Back to dates. The best dates you can get are Medjool dates which have a bit of a wrinkly skin, but are very plump and glossy, they are also so soft and sweet, but bloomin expensive! I buy them only as a treat, not for baking or cooking. Dates are a great source of potassium, fibre, vitamin C and a guaranteed sugar cravings killer. They are high in sugar, but it is natural sugar. For this recipe I used the normal variety of dates , not the very dried ones though as I found those a bit tasteless. Anyway these truffles are so easy to make you could make them blindfolded (but please don’t!)
- 1 cup pitted dates
- 2 tbsp Maca powder
- 1/4 cup raw cacao
- 1/4 cup melted coconut oil (I used Coconut Merchant)
- 1 tbsp brown rice syrup, raw honey or maple syrup
- First of all boil some hot water and soak the dates for 15 min.
- Drain them, put in the food processor along with Maca powder and start whizzing them up while scraping down the edges of the food processor as you go. You could add one tbsp of water to helping creating a paste.
- Next line your freezer proof dish with alu-foil or clingfilm.
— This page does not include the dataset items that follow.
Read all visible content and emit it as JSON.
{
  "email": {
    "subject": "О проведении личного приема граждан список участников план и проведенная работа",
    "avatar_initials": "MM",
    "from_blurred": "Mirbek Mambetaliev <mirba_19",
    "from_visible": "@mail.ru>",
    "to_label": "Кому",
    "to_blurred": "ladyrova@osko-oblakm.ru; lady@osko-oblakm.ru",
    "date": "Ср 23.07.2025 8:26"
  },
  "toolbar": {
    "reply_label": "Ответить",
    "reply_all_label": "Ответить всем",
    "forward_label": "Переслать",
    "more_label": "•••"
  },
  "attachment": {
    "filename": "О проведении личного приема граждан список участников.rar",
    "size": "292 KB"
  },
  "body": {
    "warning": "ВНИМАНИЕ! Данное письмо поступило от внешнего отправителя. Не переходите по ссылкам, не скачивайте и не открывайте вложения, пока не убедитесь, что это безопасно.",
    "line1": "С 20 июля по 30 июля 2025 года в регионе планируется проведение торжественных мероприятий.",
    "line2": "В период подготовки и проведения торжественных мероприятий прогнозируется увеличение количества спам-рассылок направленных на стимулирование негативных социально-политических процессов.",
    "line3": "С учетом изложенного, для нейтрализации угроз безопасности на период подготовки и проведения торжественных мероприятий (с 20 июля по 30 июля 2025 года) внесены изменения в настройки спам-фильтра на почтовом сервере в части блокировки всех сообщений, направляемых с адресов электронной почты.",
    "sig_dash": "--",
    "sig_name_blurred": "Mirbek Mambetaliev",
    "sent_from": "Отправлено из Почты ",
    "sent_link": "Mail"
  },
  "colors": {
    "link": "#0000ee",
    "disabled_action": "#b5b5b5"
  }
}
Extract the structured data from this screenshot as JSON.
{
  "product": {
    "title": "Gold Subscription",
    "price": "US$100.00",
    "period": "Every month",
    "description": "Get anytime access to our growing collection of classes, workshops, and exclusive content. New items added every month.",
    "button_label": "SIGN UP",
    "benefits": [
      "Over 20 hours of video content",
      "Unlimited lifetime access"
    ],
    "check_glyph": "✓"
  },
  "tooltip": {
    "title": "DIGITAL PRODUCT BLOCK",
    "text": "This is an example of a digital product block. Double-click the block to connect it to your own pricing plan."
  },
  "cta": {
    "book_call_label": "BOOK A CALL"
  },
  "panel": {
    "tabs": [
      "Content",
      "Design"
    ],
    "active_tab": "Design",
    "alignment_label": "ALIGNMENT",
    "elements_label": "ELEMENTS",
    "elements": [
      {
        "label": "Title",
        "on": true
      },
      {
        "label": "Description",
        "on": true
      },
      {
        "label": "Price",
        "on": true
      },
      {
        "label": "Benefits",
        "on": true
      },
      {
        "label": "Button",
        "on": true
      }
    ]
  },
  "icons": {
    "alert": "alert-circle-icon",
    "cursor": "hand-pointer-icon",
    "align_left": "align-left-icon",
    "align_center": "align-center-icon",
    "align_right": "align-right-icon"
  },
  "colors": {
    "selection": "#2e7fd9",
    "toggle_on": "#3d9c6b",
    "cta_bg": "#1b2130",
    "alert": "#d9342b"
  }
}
Wet your hands and roll the date paste into balls. Pop in the freezer for 10 min.
- In the meantime mix together coconut oil, cacao and rice syrup over a low heat. Take the balls out of the freezer, place on a teaspoon and dip in the chocolate mixture. Repeat one more time until all the chocolate is used up. Be quick as the chocolate thickens very quickly.
- Transfer back to the freezer and let them to set and harden for about 30 min.
They keep in the fridge for a week, around a month in the freezer and no time at all on the table!